= Australian Defence Satellite Communications Station =

Signals intelligence listening station in Western Australia

The Australian Defence Satellite Communications Station (ADSCS), an Earth station in Australia is located at Kojarena 30 km east of Geraldton, Western Australia. The ADSCS is part of the US signals intelligence and analysis network ECHELON.

This Defence facility contributes to Australia's National Security and Defence. The Proposal to develop the station was announced in March 1987, work commenced on site in 1988 and was completed in 1993. The buildings, Antennas and other station facilities occupy about 26 hectares.

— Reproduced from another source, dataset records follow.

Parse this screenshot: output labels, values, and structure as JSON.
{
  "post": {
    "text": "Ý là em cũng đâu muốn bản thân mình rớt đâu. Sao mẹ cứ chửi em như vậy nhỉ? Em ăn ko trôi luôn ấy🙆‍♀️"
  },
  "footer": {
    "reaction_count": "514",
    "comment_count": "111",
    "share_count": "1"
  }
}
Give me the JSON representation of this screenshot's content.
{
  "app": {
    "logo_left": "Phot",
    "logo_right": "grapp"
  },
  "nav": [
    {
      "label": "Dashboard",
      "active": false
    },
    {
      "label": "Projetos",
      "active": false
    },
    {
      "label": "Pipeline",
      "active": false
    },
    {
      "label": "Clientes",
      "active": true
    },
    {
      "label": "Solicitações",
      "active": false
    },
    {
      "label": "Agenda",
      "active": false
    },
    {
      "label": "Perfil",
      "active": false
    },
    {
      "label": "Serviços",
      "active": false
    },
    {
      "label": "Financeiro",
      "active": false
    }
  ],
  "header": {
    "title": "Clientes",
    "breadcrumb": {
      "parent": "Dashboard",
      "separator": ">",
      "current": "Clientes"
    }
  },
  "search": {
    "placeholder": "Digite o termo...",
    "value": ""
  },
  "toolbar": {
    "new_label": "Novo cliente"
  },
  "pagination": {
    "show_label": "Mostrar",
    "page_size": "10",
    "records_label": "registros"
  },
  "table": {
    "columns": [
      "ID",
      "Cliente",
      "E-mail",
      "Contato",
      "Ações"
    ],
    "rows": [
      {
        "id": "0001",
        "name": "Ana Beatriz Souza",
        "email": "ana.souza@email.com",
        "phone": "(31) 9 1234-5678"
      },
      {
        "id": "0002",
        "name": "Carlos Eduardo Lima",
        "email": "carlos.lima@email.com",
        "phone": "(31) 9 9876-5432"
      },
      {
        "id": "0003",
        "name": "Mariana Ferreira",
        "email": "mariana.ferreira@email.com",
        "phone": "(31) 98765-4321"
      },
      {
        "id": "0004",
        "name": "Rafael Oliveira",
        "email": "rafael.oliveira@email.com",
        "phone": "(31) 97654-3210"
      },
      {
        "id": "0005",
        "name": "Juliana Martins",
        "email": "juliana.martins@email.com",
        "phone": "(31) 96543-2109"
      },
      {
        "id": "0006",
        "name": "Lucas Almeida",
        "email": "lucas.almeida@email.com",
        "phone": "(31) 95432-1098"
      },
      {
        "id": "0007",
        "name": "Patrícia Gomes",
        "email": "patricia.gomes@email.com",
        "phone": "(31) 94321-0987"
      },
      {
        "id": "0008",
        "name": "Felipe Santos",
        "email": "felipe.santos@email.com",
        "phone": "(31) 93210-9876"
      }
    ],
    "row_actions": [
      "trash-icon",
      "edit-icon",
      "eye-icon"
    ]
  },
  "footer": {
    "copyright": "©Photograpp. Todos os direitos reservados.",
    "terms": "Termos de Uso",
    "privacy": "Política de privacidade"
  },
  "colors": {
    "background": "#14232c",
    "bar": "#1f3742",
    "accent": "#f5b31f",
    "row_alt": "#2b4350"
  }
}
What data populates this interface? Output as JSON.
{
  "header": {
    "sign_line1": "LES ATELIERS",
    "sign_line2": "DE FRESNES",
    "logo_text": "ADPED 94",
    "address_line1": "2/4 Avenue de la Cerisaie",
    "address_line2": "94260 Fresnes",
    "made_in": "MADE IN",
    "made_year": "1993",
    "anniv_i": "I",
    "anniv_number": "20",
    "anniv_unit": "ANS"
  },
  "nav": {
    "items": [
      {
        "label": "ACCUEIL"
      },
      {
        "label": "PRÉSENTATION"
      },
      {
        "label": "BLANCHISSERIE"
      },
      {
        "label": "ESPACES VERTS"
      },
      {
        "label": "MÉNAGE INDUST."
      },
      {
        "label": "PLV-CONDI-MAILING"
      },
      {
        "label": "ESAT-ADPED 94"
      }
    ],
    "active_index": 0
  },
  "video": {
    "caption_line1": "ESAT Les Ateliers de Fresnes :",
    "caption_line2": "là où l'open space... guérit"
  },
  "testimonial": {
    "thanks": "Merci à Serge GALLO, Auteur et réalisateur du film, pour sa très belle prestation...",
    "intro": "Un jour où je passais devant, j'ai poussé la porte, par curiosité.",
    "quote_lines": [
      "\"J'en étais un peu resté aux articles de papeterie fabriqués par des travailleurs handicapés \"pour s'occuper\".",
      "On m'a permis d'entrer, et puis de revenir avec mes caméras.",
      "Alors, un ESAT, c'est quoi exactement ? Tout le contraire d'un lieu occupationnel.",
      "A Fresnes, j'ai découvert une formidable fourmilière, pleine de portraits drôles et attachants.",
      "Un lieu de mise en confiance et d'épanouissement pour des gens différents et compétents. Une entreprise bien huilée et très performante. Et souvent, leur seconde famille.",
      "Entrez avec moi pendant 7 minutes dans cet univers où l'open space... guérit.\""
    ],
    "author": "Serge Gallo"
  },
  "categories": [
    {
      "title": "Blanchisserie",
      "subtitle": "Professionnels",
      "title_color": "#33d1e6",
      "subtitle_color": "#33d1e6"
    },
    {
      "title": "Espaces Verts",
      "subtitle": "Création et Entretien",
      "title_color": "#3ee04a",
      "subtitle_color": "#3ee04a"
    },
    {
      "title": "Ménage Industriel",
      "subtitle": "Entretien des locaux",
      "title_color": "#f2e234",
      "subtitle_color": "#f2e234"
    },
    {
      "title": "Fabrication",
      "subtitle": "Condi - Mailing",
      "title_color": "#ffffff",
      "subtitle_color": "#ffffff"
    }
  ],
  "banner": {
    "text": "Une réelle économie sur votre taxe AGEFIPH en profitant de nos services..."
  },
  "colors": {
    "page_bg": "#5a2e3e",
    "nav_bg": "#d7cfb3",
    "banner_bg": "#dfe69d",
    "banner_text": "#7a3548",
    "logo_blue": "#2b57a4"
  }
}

The surrounding buffer zone of 442 hectares is also owned by the Commonwealth and provides protection for the station against external electrical interference. The buffer zone land is farmed under license by the former land owners.

Australian Construction Services, part of the Department of Administrative Services, managed the construction of the site buildings and services. The antennas, of Australian design, were erected by a joint venture between AWA Defence Industries and Baulderstone Engineering. The site's construction workforce peaked at 170 in mid-1990.

The station has four satellite tracking dishes which intercept communications from Russian, Chinese, Japanese, Indian and Pakistani regional satellites and international communications satellites (Intelsats and COMSATs), throughout the Indian Ocean and South-East Asian regions. Staff are drawn from the U.S. National Security Agency (NSA) and the Australian Signals Directorate (ASD), and the site is operated under the UKUSA Agreement.

In 2007, after signing an agreement it was announced that an additional but separate US military communications facility would be built within the grounds of the ADSCGS. It will consist of three 19 m antennas and two smaller antennas making up a joint US-Australian ground station for the US Department of Defense Mobile User Objective System, a narrow-band networked satellite constellation for Ultra-High-Frequency satellite communications enabling secure all-weather and all-terrain 3-G mobile telecommunications.